World Peace Prayer Fountain Sculpture at the downtown square in Fayetteville. It says "May peace prevail on Earth" on it, in over 100 languages. The sculpture weighs 8,000 pounds and took over 8,000 hours to make. It spins with hand pressure by pushing to the right in the direction of the earth's spin.


This is Razorback Stadium and Frank Boyles Field on the University of Arkansas campus. On the campus they have Senior Walk which was started by the Class of 1906. It has every graduate's name engraved in the sidewalk, now over 120,000 names on nearly five miles of sidewalks throughout the campus. They were all etched by hand until 1986, when the maintainance people invented a machine to do it. In 2002 the university received a $300 million challenge gift from the Walton family, the largest endowment in history given to U.S. public higher education and the 5th largest ever to any American university, public or private. Their Campaign for the 21st Century 1998-2005 had a $500 million goal which they met and raised to $900 million, and reached and raised to $1 billion, and also exceeded that.



Back in Bentonville, we went to see the Crystal Bridges Art Museum, on the recommendation of some local folks. We had never heard of it and it is a world class museum, built with Walton family donations, of course.



It is built down in a wooded ravine on the north edge of town. You go down eight flights of stairs from the parking lot to get to the entrance. It is entirely free, including parking, guided tours and audio tour headsets.





There are three and a half miles of concrete trails surrounding the museum complex, with outdoor sculptures along the way. There are also lots of nature trails leading off into the woods from the main trails and the concrete trails connect to the city biking and hiking trails. With the Dogwood trees and lots of other flowers in bloom, the trails were really beautiful!



The museum is a series of connected pavilions over two creek-fed ponds. The dining room overlooks the pond in the center of the complex and the other pond on the outside of the complex, and the creek runs along part of the hiking trails.



This is one of the sculptures along the trail and a little girl about 3 or 4 years old, had stopped to milk the pig. Cute!

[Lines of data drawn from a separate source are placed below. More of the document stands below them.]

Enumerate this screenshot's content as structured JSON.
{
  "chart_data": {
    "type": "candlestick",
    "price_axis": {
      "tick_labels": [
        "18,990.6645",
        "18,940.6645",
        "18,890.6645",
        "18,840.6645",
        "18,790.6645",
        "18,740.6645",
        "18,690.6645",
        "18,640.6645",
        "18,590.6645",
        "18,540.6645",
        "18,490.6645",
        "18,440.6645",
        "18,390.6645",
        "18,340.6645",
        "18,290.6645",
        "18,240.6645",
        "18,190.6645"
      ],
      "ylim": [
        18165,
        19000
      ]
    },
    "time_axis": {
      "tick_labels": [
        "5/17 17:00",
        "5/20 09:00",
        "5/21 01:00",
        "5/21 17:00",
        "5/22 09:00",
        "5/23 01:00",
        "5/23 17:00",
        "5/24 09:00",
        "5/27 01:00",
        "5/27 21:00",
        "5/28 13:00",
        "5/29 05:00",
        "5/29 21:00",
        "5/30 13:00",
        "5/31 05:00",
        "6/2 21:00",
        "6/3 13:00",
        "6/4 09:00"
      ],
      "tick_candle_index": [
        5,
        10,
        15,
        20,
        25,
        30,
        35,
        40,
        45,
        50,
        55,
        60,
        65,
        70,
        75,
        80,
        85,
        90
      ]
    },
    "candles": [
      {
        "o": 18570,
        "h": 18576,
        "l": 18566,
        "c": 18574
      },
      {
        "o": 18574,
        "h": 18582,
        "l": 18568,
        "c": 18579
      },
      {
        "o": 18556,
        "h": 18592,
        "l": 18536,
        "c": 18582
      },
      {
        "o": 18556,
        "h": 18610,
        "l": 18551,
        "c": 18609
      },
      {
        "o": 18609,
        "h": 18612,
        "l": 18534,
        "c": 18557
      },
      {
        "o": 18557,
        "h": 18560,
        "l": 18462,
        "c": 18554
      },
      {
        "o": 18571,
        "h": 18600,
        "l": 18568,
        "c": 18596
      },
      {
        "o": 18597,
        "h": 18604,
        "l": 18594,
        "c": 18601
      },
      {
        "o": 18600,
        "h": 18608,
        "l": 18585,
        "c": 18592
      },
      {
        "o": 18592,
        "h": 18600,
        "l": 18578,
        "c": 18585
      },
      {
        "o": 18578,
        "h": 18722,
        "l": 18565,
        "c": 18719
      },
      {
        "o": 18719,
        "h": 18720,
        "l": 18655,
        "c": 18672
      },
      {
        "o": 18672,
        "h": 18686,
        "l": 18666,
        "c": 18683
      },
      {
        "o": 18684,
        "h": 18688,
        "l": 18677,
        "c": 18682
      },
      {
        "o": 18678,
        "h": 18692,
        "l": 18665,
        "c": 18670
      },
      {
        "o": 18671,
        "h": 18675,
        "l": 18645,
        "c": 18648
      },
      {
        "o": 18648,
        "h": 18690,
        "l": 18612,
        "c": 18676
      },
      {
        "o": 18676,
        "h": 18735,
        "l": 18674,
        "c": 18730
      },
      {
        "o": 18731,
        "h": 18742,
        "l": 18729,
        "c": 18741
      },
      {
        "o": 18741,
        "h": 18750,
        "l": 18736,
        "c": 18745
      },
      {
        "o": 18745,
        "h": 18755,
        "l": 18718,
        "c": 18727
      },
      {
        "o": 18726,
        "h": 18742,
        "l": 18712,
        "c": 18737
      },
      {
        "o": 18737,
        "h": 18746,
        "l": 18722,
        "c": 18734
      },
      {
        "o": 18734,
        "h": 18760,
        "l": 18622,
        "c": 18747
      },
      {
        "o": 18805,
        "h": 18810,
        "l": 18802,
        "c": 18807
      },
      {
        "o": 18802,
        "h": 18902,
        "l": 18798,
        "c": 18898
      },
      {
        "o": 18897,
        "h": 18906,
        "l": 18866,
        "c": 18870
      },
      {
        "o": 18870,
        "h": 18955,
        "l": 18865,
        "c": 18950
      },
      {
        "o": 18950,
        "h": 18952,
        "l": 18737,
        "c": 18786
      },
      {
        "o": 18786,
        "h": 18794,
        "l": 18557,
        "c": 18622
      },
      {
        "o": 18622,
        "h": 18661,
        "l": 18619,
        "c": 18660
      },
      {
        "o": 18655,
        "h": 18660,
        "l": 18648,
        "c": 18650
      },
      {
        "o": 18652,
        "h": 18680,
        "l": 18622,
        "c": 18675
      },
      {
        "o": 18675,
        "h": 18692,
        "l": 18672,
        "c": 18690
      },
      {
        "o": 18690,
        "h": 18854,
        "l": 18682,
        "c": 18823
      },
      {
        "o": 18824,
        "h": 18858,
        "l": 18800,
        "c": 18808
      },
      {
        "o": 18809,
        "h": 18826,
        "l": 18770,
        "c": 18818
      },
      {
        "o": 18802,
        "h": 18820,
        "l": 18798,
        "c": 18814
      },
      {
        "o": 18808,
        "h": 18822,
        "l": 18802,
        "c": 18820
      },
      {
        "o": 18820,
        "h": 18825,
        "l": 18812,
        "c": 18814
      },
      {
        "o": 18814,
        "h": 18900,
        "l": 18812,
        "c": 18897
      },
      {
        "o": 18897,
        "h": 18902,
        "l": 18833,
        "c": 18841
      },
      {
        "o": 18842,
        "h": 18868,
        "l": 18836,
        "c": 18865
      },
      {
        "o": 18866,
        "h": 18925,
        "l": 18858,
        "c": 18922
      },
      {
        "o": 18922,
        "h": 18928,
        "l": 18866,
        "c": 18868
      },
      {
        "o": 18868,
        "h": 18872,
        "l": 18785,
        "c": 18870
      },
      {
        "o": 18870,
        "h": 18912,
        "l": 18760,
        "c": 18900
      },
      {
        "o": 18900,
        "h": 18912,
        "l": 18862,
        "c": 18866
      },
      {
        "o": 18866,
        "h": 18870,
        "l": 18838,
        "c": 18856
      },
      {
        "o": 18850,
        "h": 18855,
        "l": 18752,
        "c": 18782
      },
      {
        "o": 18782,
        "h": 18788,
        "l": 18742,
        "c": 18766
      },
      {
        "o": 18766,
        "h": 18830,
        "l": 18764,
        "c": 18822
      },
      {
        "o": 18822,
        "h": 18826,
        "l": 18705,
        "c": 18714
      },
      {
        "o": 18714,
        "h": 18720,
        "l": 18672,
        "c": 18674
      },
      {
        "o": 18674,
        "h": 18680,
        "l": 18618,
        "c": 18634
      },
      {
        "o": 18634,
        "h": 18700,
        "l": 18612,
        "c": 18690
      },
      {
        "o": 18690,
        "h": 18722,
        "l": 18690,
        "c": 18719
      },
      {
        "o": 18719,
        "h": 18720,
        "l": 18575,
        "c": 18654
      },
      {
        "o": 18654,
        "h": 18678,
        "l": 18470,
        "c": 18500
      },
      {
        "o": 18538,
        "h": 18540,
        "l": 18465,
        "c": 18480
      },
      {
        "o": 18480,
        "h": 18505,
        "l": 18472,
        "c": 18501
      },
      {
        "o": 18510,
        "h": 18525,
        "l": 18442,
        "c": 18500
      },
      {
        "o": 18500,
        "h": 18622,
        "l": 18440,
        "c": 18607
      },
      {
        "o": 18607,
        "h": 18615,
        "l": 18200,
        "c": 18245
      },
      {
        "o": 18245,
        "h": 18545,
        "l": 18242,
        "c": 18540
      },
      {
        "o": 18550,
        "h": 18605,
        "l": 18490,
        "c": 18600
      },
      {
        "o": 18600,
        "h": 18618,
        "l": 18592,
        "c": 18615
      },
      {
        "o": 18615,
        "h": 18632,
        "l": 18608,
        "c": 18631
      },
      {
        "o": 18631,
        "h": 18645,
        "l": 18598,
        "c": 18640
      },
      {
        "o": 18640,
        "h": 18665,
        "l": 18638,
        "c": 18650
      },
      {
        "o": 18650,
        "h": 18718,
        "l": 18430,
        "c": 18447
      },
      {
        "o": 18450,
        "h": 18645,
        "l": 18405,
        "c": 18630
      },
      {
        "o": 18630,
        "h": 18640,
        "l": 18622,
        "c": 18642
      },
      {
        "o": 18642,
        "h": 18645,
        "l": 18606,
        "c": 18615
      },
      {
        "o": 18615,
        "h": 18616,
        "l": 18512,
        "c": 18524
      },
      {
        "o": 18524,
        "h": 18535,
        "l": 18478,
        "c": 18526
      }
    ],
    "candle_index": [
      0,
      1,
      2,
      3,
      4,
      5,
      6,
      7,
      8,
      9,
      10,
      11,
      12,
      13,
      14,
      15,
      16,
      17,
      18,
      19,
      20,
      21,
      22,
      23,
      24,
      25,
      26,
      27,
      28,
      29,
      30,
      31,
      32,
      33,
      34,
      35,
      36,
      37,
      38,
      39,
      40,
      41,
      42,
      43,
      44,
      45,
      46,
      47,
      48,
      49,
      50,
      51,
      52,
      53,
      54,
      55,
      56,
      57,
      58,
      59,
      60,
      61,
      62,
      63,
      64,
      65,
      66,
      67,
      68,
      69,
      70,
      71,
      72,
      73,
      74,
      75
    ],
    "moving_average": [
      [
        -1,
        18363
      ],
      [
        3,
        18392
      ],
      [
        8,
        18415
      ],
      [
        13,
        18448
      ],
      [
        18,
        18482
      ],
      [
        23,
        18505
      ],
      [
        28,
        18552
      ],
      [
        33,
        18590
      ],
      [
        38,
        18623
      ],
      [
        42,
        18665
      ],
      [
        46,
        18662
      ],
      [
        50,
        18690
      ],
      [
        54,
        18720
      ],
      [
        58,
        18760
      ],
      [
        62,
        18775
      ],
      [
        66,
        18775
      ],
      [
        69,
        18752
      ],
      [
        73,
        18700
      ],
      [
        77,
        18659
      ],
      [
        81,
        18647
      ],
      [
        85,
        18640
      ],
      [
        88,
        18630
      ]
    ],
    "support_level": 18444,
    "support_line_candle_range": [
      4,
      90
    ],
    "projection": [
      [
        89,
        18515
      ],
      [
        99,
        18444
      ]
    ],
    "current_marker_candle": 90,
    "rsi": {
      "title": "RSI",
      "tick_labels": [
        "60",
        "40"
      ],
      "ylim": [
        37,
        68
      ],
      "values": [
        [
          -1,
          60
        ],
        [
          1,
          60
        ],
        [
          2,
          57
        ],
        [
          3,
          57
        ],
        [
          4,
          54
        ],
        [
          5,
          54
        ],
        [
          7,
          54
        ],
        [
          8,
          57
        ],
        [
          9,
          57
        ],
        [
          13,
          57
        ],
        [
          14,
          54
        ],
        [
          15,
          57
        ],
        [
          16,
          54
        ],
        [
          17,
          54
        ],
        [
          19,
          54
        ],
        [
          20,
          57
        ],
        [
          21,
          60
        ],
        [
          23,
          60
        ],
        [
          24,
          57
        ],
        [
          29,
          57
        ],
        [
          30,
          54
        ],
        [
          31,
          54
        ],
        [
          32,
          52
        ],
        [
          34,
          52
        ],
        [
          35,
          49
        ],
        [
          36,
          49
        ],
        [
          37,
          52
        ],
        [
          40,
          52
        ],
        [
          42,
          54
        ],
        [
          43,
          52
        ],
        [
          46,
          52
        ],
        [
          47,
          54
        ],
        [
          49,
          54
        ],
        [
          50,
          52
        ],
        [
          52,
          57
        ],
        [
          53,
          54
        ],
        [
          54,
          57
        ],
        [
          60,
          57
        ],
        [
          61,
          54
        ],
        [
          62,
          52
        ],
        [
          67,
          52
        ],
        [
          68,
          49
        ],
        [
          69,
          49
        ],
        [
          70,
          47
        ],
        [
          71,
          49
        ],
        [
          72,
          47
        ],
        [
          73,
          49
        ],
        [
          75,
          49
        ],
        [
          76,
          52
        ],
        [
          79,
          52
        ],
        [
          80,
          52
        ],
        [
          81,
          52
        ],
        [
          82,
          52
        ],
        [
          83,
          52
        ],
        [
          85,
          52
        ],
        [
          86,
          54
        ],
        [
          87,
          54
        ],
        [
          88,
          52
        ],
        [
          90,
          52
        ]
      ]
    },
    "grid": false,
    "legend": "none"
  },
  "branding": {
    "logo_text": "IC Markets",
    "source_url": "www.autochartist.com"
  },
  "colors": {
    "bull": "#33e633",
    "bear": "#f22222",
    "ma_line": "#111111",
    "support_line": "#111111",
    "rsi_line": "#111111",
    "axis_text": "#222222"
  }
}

This sculpture is called "Tour de Tree". Can you see the bike? There was also a sculpture on the trail that looked somewhat like a small Stone Henge. It was to commemorate hardships endured by American Indians on the Trail of Tears, when they were forced to migrate from their lands to Oklahoma, over a 700 mile march for some of them. Many thousands died of disease, malnutrition and exposure. The Trail of Tears went thru Fayetteville, the Pea Ridge Battlefield and Little Rock, so we have seen lots of pictures and plaques about it. A very sad and regrettable event in our nation's history.

This is an overview of the museum. Everything in the museum seemed to be American related. Scenes of pioneers, American Indians, famous political figures and battles, or done by American artists. We spent a full day here, really a great art museum. John did catch a mistake they had made and let them know. Their was a portrait of Indians doing some kind of dance, that was labeled Ft. Pierre, North Dakota. Of course, for a lot of folks, Dakota is just some place way up north.


Sunday we head further north to Kansas City and Independence.